Higher education has a central role to play in preparing students for the complexity and diversity of their society. But we need a much richer conception than most campuses hold of the curriculum basic to this preparation. In this richer conception, education for democratic pluralism is just as important as education in cultural pluralism.

Education for United States democratic and cultural pluralism is not the same task, we emphasize, as the education for global knowledge and interconnection in which so many institutions are currently engaged. Students require both global knowledge and domestic knowledge. Colleges and universities shortchange their students when they view courses on world cultures and United States diversity as interchangeable, or leave attention to United States diversity optional and elective. Education for participation in United States cultural and democratic pluralism is preparation for citizenship and leadership. It deserves its own time and space in the curriculum.

It is important that programs and departments involve students in extensive opportunities to practice deliberative discourse on subjects about which they care intensely. All graduates in all programs must learn to listen to others' experiences and challenges, explore multiple ways of knowing and forming knowledge, and open themselves to experiences of modifying their own understandings based on what they have learned from others' contributions.

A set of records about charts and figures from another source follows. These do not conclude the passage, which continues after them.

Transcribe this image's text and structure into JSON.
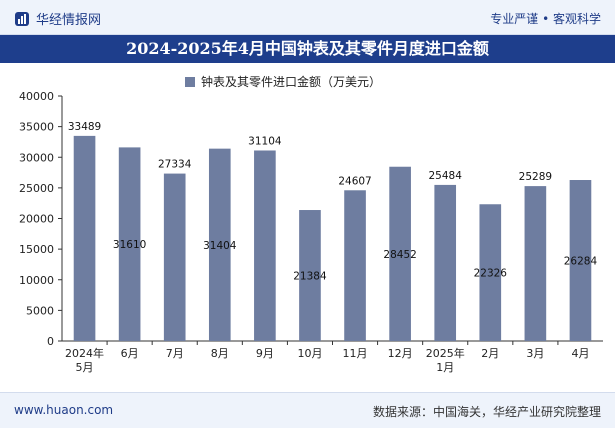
{
  "header": {
    "brand": "华经情报网",
    "tagline": "专业严谨 • 客观科学"
  },
  "title": "2024-2025年4月中国钟表及其零件月度进口金额",
  "footer": {
    "url": "www.huaon.com",
    "source": "数据来源：中国海关，华经产业研究院整理"
  },
  "chart_data": {
    "type": "bar",
    "categories": [
      [
        "2024年",
        "5月"
      ],
      [
        "6月"
      ],
      [
        "7月"
      ],
      [
        "8月"
      ],
      [
        "9月"
      ],
      [
        "10月"
      ],
      [
        "11月"
      ],
      [
        "12月"
      ],
      [
        "2025年",
        "1月"
      ],
      [
        "2月"
      ],
      [
        "3月"
      ],
      [
        "4月"
      ]
    ],
    "series": [
      {
        "name": "钟表及其零件进口金额（万美元）",
        "values": [
          33489,
          31610,
          27334,
          31404,
          31104,
          21384,
          24607,
          28452,
          25484,
          22326,
          25289,
          26284
        ]
      }
    ],
    "label_positions": [
      "above",
      "inside",
      "above",
      "inside",
      "above",
      "inside",
      "above",
      "inside",
      "above",
      "inside",
      "above",
      "inside"
    ],
    "ylim": [
      0,
      40000
    ],
    "yticks": [
      0,
      5000,
      10000,
      15000,
      20000,
      25000,
      30000,
      35000,
      40000
    ],
    "grid": false,
    "legend_position": "top-center",
    "bar_color": "#6e7da0"
  }
}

Students' encounters with diversity through major programs - acknowledging complexity and multiplicity, exploring the dimensions of difference, taking multiplicity into full account in their own constructions - further the deliberative practice of United States pluralism. Students learn to listen to one another in order to understand more completely. Equally important, through their immersion in topics where no single perspective can be adequate to the complexity of the issue, students discover both the limitations of any particular framework and, by extension, their inescapable dependence on difference as a source of greater understanding.